All we need to make Travis run our tests after each commit is a .travis.yml file:

.travis.yml

sudo: required

language: bash

services:
  - docker

before_script:
  # generate environment file so we can give the travis environment to our test container
  - env | grep TRAVIS_ > travis.env
  - echo "GRADLE_OPTS=-Dorg.gradle.daemon=false" >> travis.env
  - echo "CI_NAME=travis_ci" >> travis.env
  - echo "CI=true" >> travis.env
  - echo "TRAVIS=true" >> travis.env
  - echo "CONTINUOUS_INTEGRATION=true" >> travis.env
  - echo "DEBIAN_FRONTEND=noninteractive" >> travis.env
  - echo "HAS_JOSH_K_SEAL_OF_APPROVAL" >> travis.env

script:
  # run test container
  - docker run --env-file travis.env -v $(pwd)/src/test/resources/log4j.properties:/usr/local/spark/conf/log4j.properties -v $(pwd):/opt/salt --rm --entrypoint=/startup.sh --workdir="/opt/salt" uncharted/sparklet:1.5.1 ./gradlew test

The before_script section extracts the Travis environment into a travis.env file, allowing us to pass vital information into our test container, such as which feature branch we’re on. These environment variables are critical for the proper functioning of certain Gradle plugins, such as coveralls-gradle-plugin (for submitting code coverage reports to Coveralls).

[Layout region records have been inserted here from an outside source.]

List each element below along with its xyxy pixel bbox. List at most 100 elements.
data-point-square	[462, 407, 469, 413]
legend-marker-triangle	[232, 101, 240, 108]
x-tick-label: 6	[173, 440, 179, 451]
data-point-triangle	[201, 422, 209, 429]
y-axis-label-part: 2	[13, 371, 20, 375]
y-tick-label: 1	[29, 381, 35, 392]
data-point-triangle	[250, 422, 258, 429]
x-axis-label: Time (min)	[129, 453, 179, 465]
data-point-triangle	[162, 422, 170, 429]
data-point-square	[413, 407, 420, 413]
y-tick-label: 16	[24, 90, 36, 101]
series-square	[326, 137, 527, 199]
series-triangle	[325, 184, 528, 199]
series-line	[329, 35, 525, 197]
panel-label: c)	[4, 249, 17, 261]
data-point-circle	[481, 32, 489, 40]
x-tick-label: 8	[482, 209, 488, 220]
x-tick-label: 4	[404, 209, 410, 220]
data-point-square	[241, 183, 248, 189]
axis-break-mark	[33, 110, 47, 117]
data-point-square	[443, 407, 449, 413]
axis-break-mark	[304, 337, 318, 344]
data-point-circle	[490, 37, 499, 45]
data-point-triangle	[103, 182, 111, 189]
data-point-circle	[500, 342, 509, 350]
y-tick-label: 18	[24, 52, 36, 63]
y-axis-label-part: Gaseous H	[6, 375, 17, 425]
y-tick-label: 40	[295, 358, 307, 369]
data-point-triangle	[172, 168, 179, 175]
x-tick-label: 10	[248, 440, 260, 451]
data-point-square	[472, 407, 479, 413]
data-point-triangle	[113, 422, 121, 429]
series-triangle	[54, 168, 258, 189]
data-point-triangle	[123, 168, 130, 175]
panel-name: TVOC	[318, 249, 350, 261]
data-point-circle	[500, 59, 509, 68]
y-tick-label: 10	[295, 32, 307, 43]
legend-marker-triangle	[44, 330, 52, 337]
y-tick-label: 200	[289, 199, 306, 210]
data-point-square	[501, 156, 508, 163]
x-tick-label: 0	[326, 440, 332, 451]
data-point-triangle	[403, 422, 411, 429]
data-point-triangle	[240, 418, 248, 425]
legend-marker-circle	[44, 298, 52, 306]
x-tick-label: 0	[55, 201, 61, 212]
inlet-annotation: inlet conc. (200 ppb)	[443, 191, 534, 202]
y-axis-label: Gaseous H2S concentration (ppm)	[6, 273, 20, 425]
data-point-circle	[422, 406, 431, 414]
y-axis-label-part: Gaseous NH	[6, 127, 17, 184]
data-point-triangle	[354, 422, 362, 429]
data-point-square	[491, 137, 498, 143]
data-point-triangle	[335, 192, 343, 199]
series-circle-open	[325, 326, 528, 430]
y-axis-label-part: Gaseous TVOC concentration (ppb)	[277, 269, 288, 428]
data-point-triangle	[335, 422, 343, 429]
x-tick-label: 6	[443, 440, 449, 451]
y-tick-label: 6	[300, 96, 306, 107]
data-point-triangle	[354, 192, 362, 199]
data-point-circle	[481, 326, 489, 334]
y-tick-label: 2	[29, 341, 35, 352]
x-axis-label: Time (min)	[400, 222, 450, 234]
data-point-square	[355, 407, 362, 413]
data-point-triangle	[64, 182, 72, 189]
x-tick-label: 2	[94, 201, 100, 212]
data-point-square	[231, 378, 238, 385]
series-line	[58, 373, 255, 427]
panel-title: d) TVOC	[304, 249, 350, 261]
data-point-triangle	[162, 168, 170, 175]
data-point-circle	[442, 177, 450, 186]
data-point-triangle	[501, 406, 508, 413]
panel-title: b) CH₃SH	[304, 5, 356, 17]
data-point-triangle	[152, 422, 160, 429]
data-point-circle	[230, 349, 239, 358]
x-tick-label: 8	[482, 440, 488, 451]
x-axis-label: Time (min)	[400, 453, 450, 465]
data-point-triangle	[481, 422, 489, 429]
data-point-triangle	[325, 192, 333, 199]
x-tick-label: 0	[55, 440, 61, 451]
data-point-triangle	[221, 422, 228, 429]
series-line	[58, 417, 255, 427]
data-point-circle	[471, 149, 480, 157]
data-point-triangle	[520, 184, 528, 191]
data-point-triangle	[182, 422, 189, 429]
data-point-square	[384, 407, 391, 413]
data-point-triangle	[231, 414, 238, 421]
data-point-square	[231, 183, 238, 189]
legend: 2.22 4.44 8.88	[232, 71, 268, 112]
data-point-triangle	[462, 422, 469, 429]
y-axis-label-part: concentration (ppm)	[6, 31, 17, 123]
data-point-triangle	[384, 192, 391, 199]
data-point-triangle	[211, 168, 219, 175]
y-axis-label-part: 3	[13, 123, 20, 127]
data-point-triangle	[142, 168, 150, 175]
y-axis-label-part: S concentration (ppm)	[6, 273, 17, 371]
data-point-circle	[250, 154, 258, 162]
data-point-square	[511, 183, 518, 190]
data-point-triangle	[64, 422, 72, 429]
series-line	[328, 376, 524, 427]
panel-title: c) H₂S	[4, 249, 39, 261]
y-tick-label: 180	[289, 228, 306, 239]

The script section is a tad long, but is equivalent to the contents of test-environment.sh, running ./gradlew test instead of an interactive bash shell. This means that the container will build the code, run the test suite and exit with the exit code of ./gradlew test, thus providing Travis with the information it needs to know whether or not our build is successful.

That’s all, folks!

Voila!

For a working example of this approach, check out SALT. SALT’s build also measures code coverage and is connected to Coveralls, if you’re interested in doing something a little more fancy.